Food safety is a benefit, not a hindrance
When it comes to food safety audits and regulations, Borgo welcomes it, viewing it as a collaborative effort that helps maintain trust with consumers and regulators alike. Food safety underpins every step of the company’s production process. Routine pre- and post-production swabs, product testing, and regular audits are central to operations.
With a good reputation within the health department, Borgo Salumi accepts the regulations as assistance to maintain the integrity of its products.
Winning platinum
Expanding over the years into a sizeable business with a 2,000 square metre facility, the company was recognised internationally at the 2025 IFFA competition in Germany, a smallgoods fair. Borgo Salumi achieved multiple medals including three platinum awards, which Borgo described it as a testament not only to its products but also to the dedication of its team.

Central to Borgo Salumi’s success at the event is its workplace culture. Since 2017, the company has implemented a documented set of values that emphasise care, passion, pride, integrity, respect and quality. By formalising expectations and encouraging accountability at all levels, including Borgo himself, the business has created an environment where employees feel valued and aligned.

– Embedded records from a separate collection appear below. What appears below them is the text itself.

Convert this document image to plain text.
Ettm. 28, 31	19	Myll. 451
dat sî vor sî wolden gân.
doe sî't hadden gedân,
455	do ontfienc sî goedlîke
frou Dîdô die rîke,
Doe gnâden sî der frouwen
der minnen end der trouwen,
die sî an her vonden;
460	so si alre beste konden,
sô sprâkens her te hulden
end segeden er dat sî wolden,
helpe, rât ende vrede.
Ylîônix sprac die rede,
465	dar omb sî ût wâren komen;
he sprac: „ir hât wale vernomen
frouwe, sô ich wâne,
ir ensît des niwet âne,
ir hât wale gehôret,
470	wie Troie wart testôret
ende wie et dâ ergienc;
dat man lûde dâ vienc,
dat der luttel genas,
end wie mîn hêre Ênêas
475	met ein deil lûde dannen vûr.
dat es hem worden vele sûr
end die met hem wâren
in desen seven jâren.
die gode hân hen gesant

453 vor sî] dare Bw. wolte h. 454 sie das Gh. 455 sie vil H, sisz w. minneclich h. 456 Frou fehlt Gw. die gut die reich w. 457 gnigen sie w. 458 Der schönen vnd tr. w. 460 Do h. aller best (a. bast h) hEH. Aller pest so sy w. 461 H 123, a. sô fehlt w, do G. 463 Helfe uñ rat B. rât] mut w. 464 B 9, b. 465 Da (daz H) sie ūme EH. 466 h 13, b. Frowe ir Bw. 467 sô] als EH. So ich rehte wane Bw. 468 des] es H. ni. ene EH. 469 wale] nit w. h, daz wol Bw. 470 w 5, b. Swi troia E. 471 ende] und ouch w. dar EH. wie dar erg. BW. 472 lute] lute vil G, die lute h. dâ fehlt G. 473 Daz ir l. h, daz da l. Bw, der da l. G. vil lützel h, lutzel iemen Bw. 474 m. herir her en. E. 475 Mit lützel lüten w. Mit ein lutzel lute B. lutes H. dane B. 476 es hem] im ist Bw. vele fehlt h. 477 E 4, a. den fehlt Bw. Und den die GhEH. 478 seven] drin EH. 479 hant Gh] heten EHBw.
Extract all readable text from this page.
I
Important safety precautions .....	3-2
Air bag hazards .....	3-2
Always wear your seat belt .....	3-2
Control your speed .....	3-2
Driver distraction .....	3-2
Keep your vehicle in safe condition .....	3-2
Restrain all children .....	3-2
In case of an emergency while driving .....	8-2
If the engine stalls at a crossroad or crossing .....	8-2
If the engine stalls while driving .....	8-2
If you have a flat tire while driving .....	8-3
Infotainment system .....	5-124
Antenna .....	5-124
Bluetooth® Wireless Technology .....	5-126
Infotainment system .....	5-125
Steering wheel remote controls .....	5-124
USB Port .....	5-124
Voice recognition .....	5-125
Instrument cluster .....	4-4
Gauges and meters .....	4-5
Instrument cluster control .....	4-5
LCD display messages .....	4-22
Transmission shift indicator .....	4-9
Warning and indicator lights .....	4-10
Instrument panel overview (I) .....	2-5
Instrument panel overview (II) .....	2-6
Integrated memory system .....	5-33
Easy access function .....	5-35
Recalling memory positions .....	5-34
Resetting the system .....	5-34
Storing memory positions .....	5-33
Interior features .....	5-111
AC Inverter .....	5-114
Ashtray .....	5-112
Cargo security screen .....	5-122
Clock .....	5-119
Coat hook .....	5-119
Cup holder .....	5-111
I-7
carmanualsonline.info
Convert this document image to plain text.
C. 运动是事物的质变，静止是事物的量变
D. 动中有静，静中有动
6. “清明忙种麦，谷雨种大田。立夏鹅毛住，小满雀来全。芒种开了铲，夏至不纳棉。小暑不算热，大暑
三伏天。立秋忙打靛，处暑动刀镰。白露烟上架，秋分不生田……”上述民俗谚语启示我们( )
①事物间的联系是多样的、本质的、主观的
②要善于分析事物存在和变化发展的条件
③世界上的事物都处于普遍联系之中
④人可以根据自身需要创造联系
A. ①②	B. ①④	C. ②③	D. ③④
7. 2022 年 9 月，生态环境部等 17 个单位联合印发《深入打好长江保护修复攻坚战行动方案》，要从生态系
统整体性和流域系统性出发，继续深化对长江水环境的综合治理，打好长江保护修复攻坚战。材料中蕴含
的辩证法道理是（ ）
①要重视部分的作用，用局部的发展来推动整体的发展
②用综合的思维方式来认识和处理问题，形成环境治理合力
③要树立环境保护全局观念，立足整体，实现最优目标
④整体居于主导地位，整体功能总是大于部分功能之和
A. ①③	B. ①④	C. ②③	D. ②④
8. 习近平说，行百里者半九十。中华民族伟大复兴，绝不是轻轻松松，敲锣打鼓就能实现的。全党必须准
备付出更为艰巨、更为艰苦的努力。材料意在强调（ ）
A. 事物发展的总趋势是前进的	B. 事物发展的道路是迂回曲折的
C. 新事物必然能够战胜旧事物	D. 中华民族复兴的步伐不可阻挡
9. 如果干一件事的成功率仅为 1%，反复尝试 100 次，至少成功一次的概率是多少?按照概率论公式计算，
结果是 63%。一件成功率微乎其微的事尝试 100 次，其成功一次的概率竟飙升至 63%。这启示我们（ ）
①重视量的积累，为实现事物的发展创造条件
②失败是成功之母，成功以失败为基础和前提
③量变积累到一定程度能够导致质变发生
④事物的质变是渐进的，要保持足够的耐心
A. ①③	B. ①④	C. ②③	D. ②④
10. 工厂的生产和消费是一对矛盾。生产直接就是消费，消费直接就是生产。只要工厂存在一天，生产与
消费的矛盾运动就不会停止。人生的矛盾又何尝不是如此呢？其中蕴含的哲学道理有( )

Celebrating its 60th anniversary next year, the company continues to balance tradition with innovation. Future plans include expanding into new product lines such as salami bites, a preservative-free, free-range snack designed to appeal to younger consumers and families seeking protein-rich lunchbox options.
The recognition at the 2025 IFFA competition was as much about the employees as the brand, reflecting the collective effort that goes into every product. Borgo Salumi focuses on maintaining product integrity and strengthening its legacy. While honouring family traditions, the company is committed to utilising modern technology to aid its processes while keeping the human touch that keeps the Italian delicacies and traditions alive.
“We’re not sales-driven, we are product-driven,” said Borgo. “Our goal is to make the best salumi we can. It is not a new goal or an old goal. It is a continuous goal.”